Расспрашивая меня о моей работе, как студент одного факультета расспрашивает студента другого факультета, он поднял на меня глаза и встретился с моей улыбкой. И, как бы преодолевая что–то, на его лице появилась такая же улыбка.
— Ты — славная… — сказал он с оттенком легкого удивления, как будто он все еще никак не мог понять меня, моего действительного отношения к нему. И видел только, что у меня нет к нему никакого дурного чувства.
Но между нами лежал один вопрос, который оставался совершенно незатронутым. Это — вопрос о ребенке. О нем ни он, ни я не сказали еще ни слова.
Видно было, что его занимал больше всего этот вопрос, и в то же время ему об этом было, видимо, труднее всего заговорить. Я замечала, что его глаза часто против воли останавливались на нашем малютке. Потом он смотрел на меня украдкой таким взглядом, как будто что–то не укладывалось в его понимании.
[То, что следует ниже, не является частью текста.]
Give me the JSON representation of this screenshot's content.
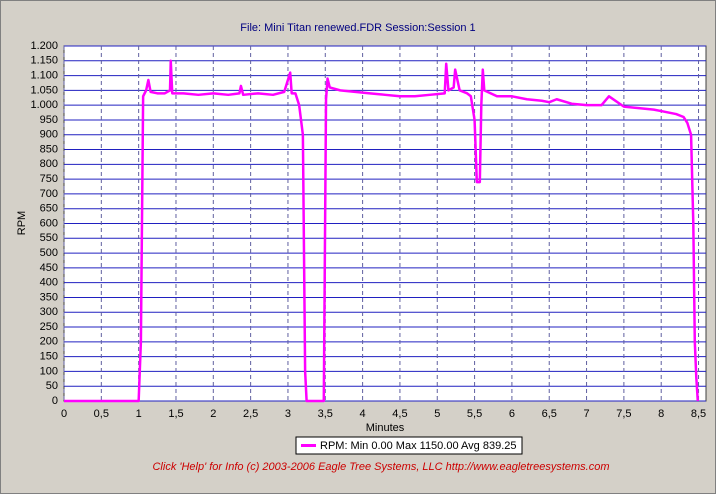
{
  "chart_data": {
    "type": "line",
    "title": "File: Mini Titan renewed.FDR   Session:Session 1",
    "x_label": "Minutes",
    "y_label": "RPM",
    "footer": "Click 'Help' for Info  (c) 2003-2006 Eagle Tree Systems, LLC     http://www.eagletreesystems.com",
    "x": [
      0,
      1.0,
      1.03,
      1.06,
      1.1,
      1.13,
      1.16,
      1.25,
      1.35,
      1.42,
      1.43,
      1.45,
      1.6,
      1.8,
      2.0,
      2.2,
      2.35,
      2.37,
      2.4,
      2.6,
      2.8,
      2.95,
      3.03,
      3.05,
      3.1,
      3.15,
      3.2,
      3.23,
      3.25,
      3.45,
      3.48,
      3.51,
      3.53,
      3.56,
      3.7,
      3.9,
      4.1,
      4.3,
      4.5,
      4.7,
      4.9,
      5.1,
      5.12,
      5.15,
      5.22,
      5.24,
      5.3,
      5.4,
      5.45,
      5.5,
      5.53,
      5.57,
      5.59,
      5.61,
      5.63,
      5.8,
      6.0,
      6.2,
      6.4,
      6.5,
      6.6,
      6.8,
      7.0,
      7.2,
      7.3,
      7.5,
      7.7,
      7.9,
      8.0,
      8.1,
      8.2,
      8.3,
      8.35,
      8.4,
      8.43,
      8.45,
      8.47,
      8.49
    ],
    "series": [
      {
        "name": "RPM:  Min 0.00 Max 1150.00 Avg 839.25",
        "color": "#ff00ff",
        "values": [
          0,
          0,
          200,
          1030,
          1050,
          1085,
          1045,
          1040,
          1040,
          1050,
          1150,
          1040,
          1040,
          1035,
          1040,
          1035,
          1040,
          1065,
          1035,
          1040,
          1035,
          1045,
          1110,
          1040,
          1040,
          1000,
          900,
          100,
          0,
          0,
          0,
          1020,
          1090,
          1060,
          1050,
          1045,
          1040,
          1035,
          1030,
          1030,
          1035,
          1040,
          1140,
          1050,
          1060,
          1120,
          1050,
          1040,
          1030,
          950,
          740,
          740,
          1000,
          1120,
          1050,
          1030,
          1030,
          1020,
          1015,
          1010,
          1020,
          1005,
          1000,
          1000,
          1030,
          995,
          990,
          985,
          980,
          975,
          970,
          960,
          940,
          900,
          600,
          200,
          80,
          0
        ]
      }
    ],
    "xlim": [
      0,
      8.6
    ],
    "ylim": [
      0,
      1200
    ],
    "xticks": [
      0,
      {
        "value": 0.5,
        "label": "0,5"
      },
      1,
      {
        "value": 1.5,
        "label": "1,5"
      },
      2,
      {
        "value": 2.5,
        "label": "2,5"
      },
      3,
      {
        "value": 3.5,
        "label": "3,5"
      },
      4,
      {
        "value": 4.5,
        "label": "4,5"
      },
      5,
      {
        "value": 5.5,
        "label": "5,5"
      },
      6,
      {
        "value": 6.5,
        "label": "6,5"
      },
      7,
      {
        "value": 7.5,
        "label": "7,5"
      },
      8,
      {
        "value": 8.5,
        "label": "8,5"
      }
    ],
    "yticks": [
      0,
      50,
      100,
      150,
      200,
      250,
      300,
      350,
      400,
      450,
      500,
      550,
      600,
      650,
      700,
      750,
      800,
      850,
      900,
      950,
      {
        "value": 1000,
        "label": "1.000"
      },
      {
        "value": 1050,
        "label": "1.050"
      },
      {
        "value": 1100,
        "label": "1.100"
      },
      {
        "value": 1150,
        "label": "1.150"
      },
      {
        "value": 1200,
        "label": "1.200"
      }
    ],
    "grid": true
  }
}
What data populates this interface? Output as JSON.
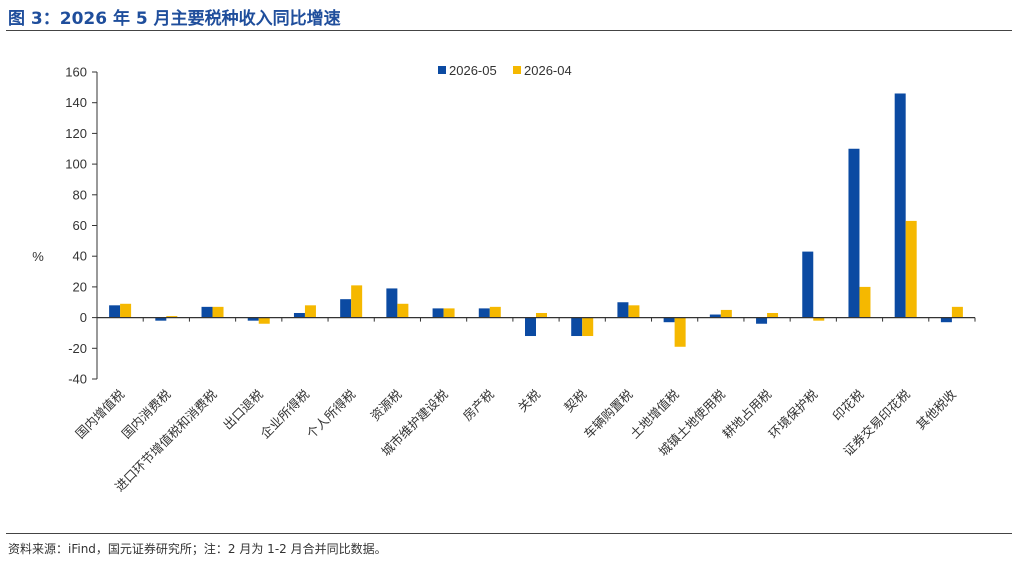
{
  "title": "图 3：2026 年 5 月主要税种收入同比增速",
  "source_note": "资料来源：iFind，国元证券研究所；注：2 月为 1-2 月合并同比数据。",
  "chart_data": {
    "type": "bar",
    "ylabel": "%",
    "ylim": [
      -40,
      160
    ],
    "yticks": [
      -40,
      -20,
      0,
      20,
      40,
      60,
      80,
      100,
      120,
      140,
      160
    ],
    "legend_position": "top-center",
    "grid": false,
    "categories": [
      "国内增值税",
      "国内消费税",
      "进口环节增值税和消费税",
      "出口退税",
      "企业所得税",
      "个人所得税",
      "资源税",
      "城市维护建设税",
      "房产税",
      "关税",
      "契税",
      "车辆购置税",
      "土地增值税",
      "城镇土地使用税",
      "耕地占用税",
      "环境保护税",
      "印花税",
      "证券交易印花税",
      "其他税收"
    ],
    "series": [
      {
        "name": "2026-05",
        "color": "#0b4aa2",
        "values": [
          8,
          -2,
          7,
          -2,
          3,
          12,
          19,
          6,
          6,
          -12,
          -12,
          10,
          -3,
          2,
          -4,
          43,
          110,
          146,
          -3
        ]
      },
      {
        "name": "2026-04",
        "color": "#f5b800",
        "values": [
          9,
          1,
          7,
          -4,
          8,
          21,
          9,
          6,
          7,
          3,
          -12,
          8,
          -19,
          5,
          3,
          -2,
          20,
          63,
          7
        ]
      }
    ]
  }
}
У него был явный интерес ко мне, к моей жизни и к тому, что же я такое в конце концов? Имею я к нему отношение, как жена, как мать его ребенка, или не имею?… Кто я для него? Кто или никто?…
Всякий раз, когда я взглядывала на него в то время, как он останавливал взгляд на ребенке, он сейчас же делал вид, что смотрит мимо него. Как будто ему было стыдно, если я поймаю его взгляд.
И я делала вид, что не замечаю его взгляда, и говорила о том, что думаю поехать на работу куда–нибудь ближе к югу, где больше солнца.
Говорят, что у молодых отцов бывает вначале некоторая неловкость и как бы целомудренная стыдливость при виде собственного ребенка, когда они еще не привыкли к мысли, что это их ребенок.
Но у него, конечно, было не одно это. Этот ребенок был его "виною" передо мной и потому, может быть, у него не хватило духа заговорить о нем, даже когда выяснилось отсутствие неприятной для каждого мужчины ответственности.
Он просидел со мной целый час и ушел. Прощаясь, он положил мне руку на плечо, и, посмотрев несколько времени молча мне в глаза, сказал:
— Молодец ты!…
IV
Вчера, наконец, произошел разговор о том, что лежало между нами до сих пор непроходимой чертой — о ребенке.
Один раз я взяла мальчика на руки, и он, сжимая и разжимая свои пухленькие ручонки, опоясанные складочками около кистей, протянул одну из них к лицу Александра и неожиданно схватил его за нос.
— Нельзя так… дяде больно, — сказала я, отводя его руку.